The PCs picked up a rather flimsy plot hook and agreed to go find some scouting party. I hadn’t really planned out how that talk was gonna go and it showed. I KNEW that I wanted to get some goblin fighting action underway, but I hadn’t thought of how to get there. In retrospect, I didn’t do TOO badly, but it’s something to remember. They went out, found the scouts were captured by goblins, and that’s when the REAL fun started. I had a broken down catapult, tents, cages with guys in them, and all sorts of other stuff in this small area. I hoped to have a dynamic fight where everyone could find SOMETHING that they could do and do well. Few of them chose to do the things I expected, but everyone found things to do that they enjoyed. Mission accomplished! They destroyed goblins left and right and had a blast doing it. I have only one regret in the whole scene. At the end of the fight, one goblin was left, unarmed. One PC wanted to do something over the top (like throwing him into the campfire or something). After it looked like they knew what they were going to do, I looked over and noticed that the catapult was not yet fired. So I narrated how he threw the goblin on that and got shot into the cliff. While that was sorta neat, I have to learn to keep out of the narration while the players have it. I want to ENCOURAGE them telling ME what happens, not discourage it.

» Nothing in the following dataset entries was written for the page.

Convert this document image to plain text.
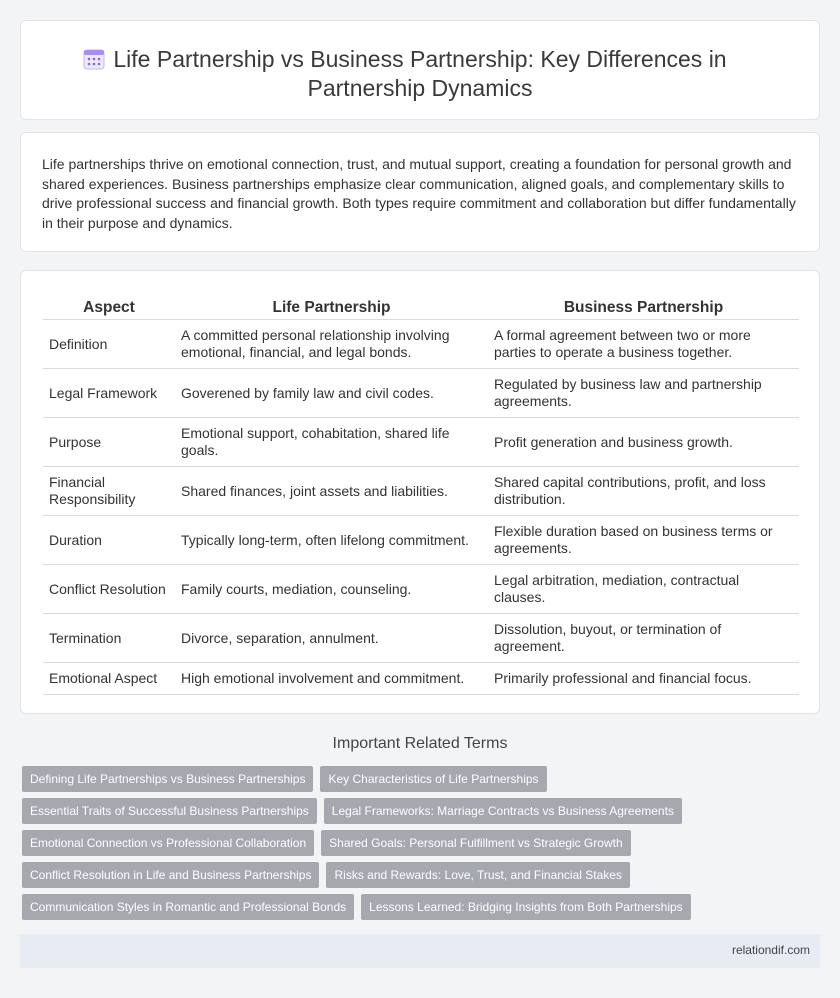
Life Partnership vs Business Partnership: Key Differences in
Partnership Dynamics

Life partnerships thrive on emotional connection, trust, and mutual support, creating a foundation for personal growth and shared experiences. Business partnerships emphasize clear communication, aligned goals, and complementary skills to drive professional success and financial growth. Both types require commitment and collaboration but differ fundamentally in their purpose and dynamics.

Aspect	Life Partnership	Business Partnership
Definition	A committed personal relationship involving emotional, financial, and legal bonds.	A formal agreement between two or more parties to operate a business together.
Legal Framework	Goverened by family law and civil codes.	Regulated by business law and partnership agreements.
Purpose	Emotional support, cohabitation, shared life goals.	Profit generation and business growth.
Financial Responsibility	Shared finances, joint assets and liabilities.	Shared capital contributions, profit, and loss distribution.
Duration	Typically long-term, often lifelong commitment.	Flexible duration based on business terms or agreements.
Conflict Resolution	Family courts, mediation, counseling.	Legal arbitration, mediation, contractual clauses.
Termination	Divorce, separation, annulment.	Dissolution, buyout, or termination of agreement.
Emotional Aspect	High emotional involvement and commitment.	Primarily professional and financial focus.
Important Related Terms
Defining Life Partnerships vs Business Partnerships	Key Characteristics of Life Partnerships
Essential Traits of Successful Business Partnerships	Legal Frameworks: Marriage Contracts vs Business Agreements
Emotional Connection vs Professional Collaboration	Shared Goals: Personal Fulfillment vs Strategic Growth
Conflict Resolution in Life and Business Partnerships	Risks and Rewards: Love, Trust, and Financial Stakes
Communication Styles in Romantic and Professional Bonds	Lessons Learned: Bridging Insights from Both Partnerships
relationdif.com
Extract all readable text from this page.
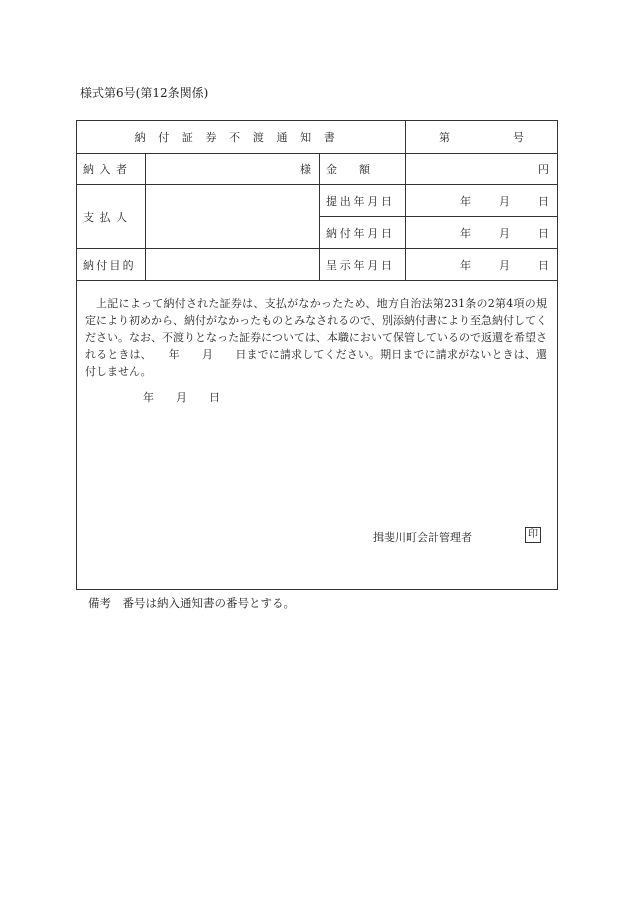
様式第6号(第12条関係)
納付証券不渡通知書			第 号
納入者	様	金　　額	円
支払人		提出年月日	年 月 日
		納付年月日	年 月 日
納付目的		呈示年月日	年 月 日

上記によって納付された証券は、支払がなかったため、地方自治法第231条の2第4項の規定により初めから、納付がなかったものとみなされるので、別添納付書により至急納付してください。なお、不渡りとなった証券については、本職において保管しているので返還を希望されるときは、　　年　　月　　日までに請求してください。期日までに請求がないときは、還付しません。
年　　月　　日
揖斐川町会計管理者 印			
備考　番号は納入通知書の番号とする。
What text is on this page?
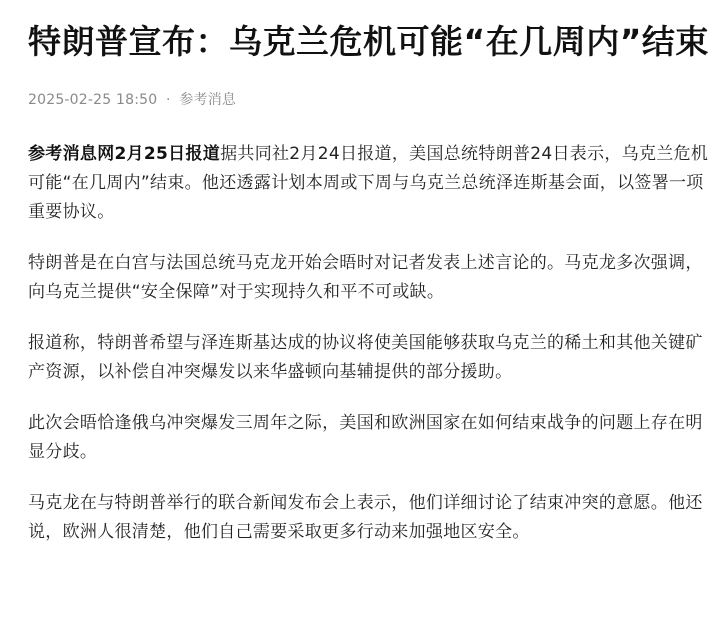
特朗普宣布：乌克兰危机可能“在几周内”结束
2025-02-25 18:50 · 参考消息

参考消息网2月25日报道据共同社2月24日报道，美国总统特朗普24日表示，乌克兰危机可能“在几周内”结束。他还透露计划本周或下周与乌克兰总统泽连斯基会面，以签署一项重要协议。

特朗普是在白宫与法国总统马克龙开始会晤时对记者发表上述言论的。马克龙多次强调，向乌克兰提供“安全保障”对于实现持久和平不可或缺。

报道称，特朗普希望与泽连斯基达成的协议将使美国能够获取乌克兰的稀土和其他关键矿产资源，以补偿自冲突爆发以来华盛顿向基辅提供的部分援助。

此次会晤恰逢俄乌冲突爆发三周年之际，美国和欧洲国家在如何结束战争的问题上存在明显分歧。

马克龙在与特朗普举行的联合新闻发布会上表示，他们详细讨论了结束冲突的意愿。他还说，欧洲人很清楚，他们自己需要采取更多行动来加强地区安全。
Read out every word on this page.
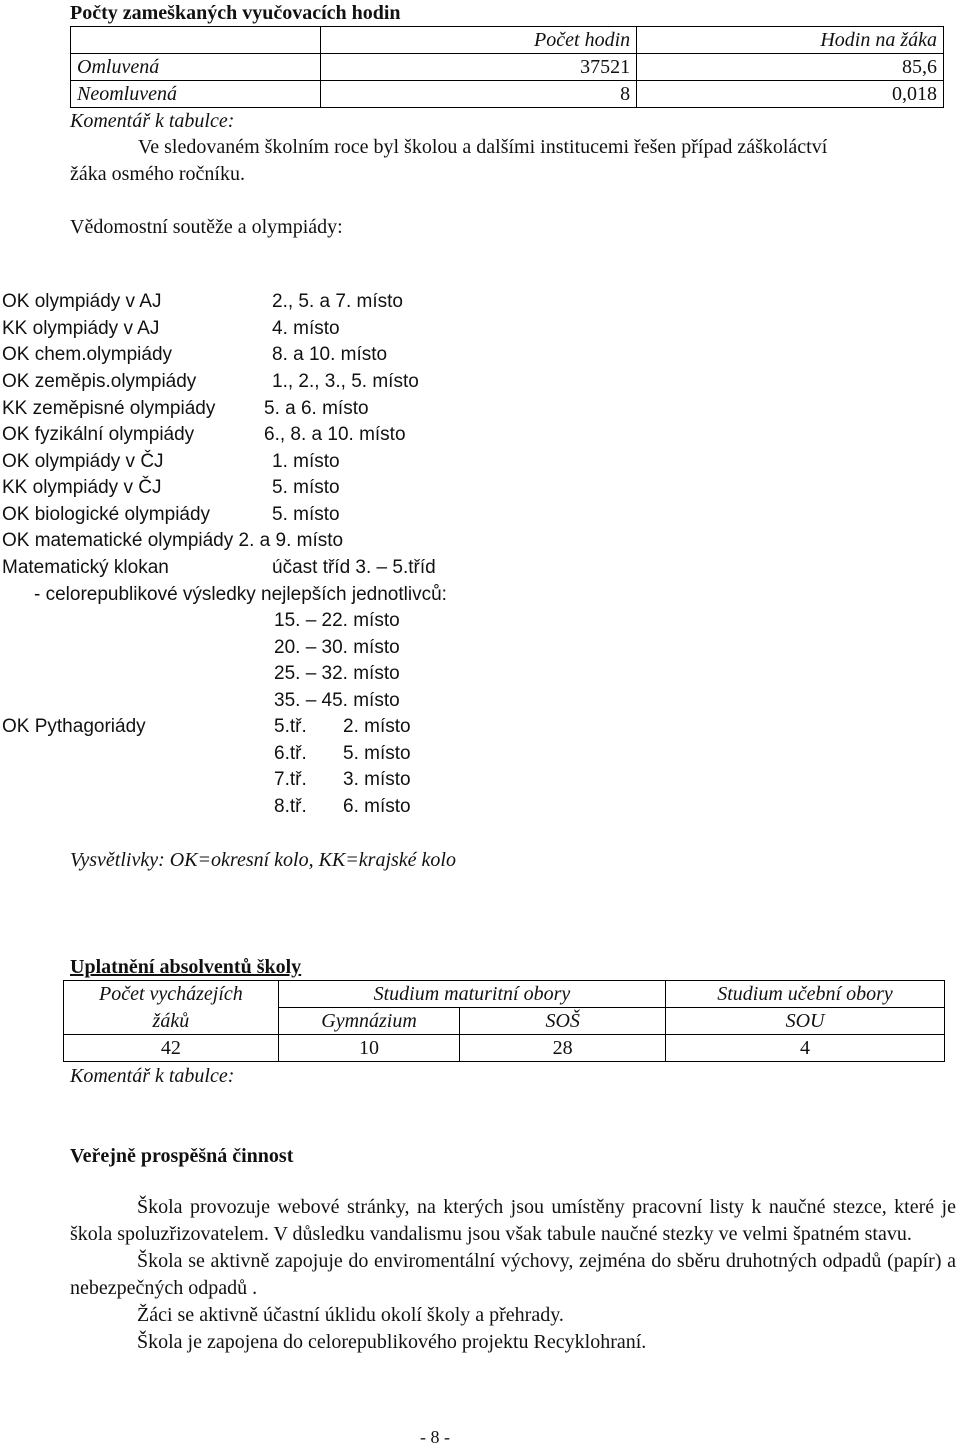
Počty zameškaných vyučovacích hodin
	Počet hodin	Hodin na žáka
Omluvená	37521	85,6
Neomluvená	8	0,018
Komentář k tabulce:
Ve sledovaném školním roce byl školou a dalšími institucemi řešen případ záškoláctví
žáka osmého ročníku.
Vědomostní soutěže a olympiády:
OK olympiády v AJ	2., 5. a 7. místo
KK olympiády v AJ	4. místo
OK chem.olympiády	8. a 10. místo
OK zeměpis.olympiády	1., 2., 3., 5. místo
KK zeměpisné olympiády	5. a 6. místo
OK fyzikální olympiády	6., 8. a 10. místo
OK olympiády v ČJ	1. místo
KK olympiády v ČJ	5. místo
OK biologické olympiády	5. místo
OK matematické olympiády 2. a 9. místo
Matematický klokan	účast tříd 3. – 5.tříd
- celorepublikové výsledky nejlepších jednotlivců:
15. – 22. místo
20. – 30. místo
25. – 32. místo
35. – 45. místo
OK Pythagoriády	5.tř. 2. místo
6.tř. 5. místo
7.tř. 3. místo
8.tř. 6. místo
Vysvětlivky: OK=okresní kolo, KK=krajské kolo
Uplatnění absolventů školy
Počet vycházejích	Studium maturitní obory		Studium učební obory
žáků	Gymnázium	SOŠ	SOU
42	10	28	4
Komentář k tabulce:
Veřejně prospěšná činnost

Škola provozuje webové stránky, na kterých jsou umístěny pracovní listy k naučné stezce, které je škola spoluzřizovatelem. V důsledku vandalismu jsou však tabule naučné stezky ve velmi špatném stavu.

Škola se aktivně zapojuje do enviromentální výchovy, zejména do sběru druhotných odpadů (papír) a nebezpečných odpadů .

Žáci se aktivně účastní úklidu okolí školy a přehrady.

Škola je zapojena do celorepublikového projektu Recyklohraní.

- 8 -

All in all a wonderful start to a, hopefully, great campaign. Next time, I’ll add some pictures to the post :P.

~Tricen

Comments

“Every time I drop a plot hook near my players, they ignore it and go somewhere else.”

This is what doorknobs enchanted with a geas spell are for my man. Although my favorite is a random knicknack one of the characters picks up, like a gold piece or a rock, is possessed by the spirit of a dead adventurer.

GMs Blog - Post Game 1
 

I aught to create a catch phrase like “You got DMPWND!” for occasions like that :P.